The United Nations International Organization for Migration reports that 1,558,312 Cubans currently reside elsewhere. The history of the revolution has been one of exodus — this is true of all Cubans, but especially of young people.

 

Not even President Barack Obama’s repeal of the “wet foot, dry foot” policy in 2017 could stop the flow. Cubans may no longer throw themselves into the sea on rafts in hopes of reaching the Florida coast, but they continue to emigrate: A majority of those who flee take on the risky adventure of surrendering themselves to Central American smugglers — coyotes — to arrive at the border posts of Mexico and, from there, pursue the American dream.

 

Fidel Castro once said that “being internationalist means paying our own debt with humanity.” Paradoxically, the revolution ended up fulfilling the dictator’s wish: Cuba has become one of the world’s largest exporters of human capital.
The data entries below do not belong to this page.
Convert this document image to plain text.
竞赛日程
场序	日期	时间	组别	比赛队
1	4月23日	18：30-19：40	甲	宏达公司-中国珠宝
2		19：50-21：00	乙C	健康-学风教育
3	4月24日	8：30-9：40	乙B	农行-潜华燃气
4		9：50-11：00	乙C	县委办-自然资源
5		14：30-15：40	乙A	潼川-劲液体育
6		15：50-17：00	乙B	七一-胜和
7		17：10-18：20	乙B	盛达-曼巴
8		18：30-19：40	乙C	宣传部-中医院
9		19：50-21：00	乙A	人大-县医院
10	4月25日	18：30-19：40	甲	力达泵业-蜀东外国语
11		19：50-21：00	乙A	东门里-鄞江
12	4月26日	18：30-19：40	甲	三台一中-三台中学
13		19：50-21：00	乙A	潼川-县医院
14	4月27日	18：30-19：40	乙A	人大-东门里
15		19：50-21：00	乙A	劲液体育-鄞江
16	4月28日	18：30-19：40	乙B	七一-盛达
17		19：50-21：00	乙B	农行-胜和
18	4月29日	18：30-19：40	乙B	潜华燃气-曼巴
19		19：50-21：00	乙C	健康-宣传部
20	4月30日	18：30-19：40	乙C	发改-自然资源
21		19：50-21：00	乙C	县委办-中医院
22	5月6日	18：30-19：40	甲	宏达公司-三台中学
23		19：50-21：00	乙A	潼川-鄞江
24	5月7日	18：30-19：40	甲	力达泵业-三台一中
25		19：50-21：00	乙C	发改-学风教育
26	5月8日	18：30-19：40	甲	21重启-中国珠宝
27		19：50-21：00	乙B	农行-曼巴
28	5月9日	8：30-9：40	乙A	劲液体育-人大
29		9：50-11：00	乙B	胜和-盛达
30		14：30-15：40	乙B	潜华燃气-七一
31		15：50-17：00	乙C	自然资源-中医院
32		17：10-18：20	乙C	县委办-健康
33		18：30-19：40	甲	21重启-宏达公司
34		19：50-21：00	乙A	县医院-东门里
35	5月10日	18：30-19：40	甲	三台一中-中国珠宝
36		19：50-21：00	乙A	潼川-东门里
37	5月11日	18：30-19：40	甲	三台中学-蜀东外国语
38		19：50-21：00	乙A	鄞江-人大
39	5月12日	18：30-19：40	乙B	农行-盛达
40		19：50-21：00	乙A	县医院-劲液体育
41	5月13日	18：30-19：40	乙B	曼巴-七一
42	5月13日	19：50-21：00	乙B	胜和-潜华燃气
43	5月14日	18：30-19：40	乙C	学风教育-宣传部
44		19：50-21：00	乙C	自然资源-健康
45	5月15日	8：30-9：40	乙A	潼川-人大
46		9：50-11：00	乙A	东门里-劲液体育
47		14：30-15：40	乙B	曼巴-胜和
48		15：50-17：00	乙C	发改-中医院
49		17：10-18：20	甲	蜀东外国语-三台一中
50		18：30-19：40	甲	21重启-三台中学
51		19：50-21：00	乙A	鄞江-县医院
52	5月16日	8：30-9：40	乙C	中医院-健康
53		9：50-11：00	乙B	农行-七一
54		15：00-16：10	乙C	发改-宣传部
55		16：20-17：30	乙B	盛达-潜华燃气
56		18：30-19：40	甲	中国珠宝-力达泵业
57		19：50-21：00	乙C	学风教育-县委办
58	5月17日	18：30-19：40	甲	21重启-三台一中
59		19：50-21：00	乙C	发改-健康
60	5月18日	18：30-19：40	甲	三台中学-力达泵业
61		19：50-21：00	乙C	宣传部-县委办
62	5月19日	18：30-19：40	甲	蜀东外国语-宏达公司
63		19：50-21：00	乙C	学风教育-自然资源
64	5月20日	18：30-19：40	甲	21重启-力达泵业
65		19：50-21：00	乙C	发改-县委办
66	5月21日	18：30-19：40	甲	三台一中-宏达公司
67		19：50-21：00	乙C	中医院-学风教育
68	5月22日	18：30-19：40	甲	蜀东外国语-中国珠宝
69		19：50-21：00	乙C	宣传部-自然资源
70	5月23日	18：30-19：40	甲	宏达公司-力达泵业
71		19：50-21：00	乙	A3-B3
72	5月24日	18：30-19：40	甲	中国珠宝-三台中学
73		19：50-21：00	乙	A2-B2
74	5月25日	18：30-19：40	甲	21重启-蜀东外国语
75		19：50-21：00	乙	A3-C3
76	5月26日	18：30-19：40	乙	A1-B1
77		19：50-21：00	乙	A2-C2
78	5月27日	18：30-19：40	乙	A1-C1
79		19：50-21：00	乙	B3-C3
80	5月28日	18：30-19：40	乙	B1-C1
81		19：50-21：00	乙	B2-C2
The country gives its professionals free access to education at its universities, but not the freedom to have a career or express themselves without violence.

 

Cuba’s generational divide threatens to grow. Without the capacities and contributions of young people, it’s impossible to imagine a way out of the systemic crisis that the country is experiencing. By robbing the island of its future, the octogenarian leaders will be left with no successors.

 

Those of us who stay must maintain an open struggle against an authoritarian government. The only way to change the future is to keep raising our voices and march against the long-lived revolutionary system.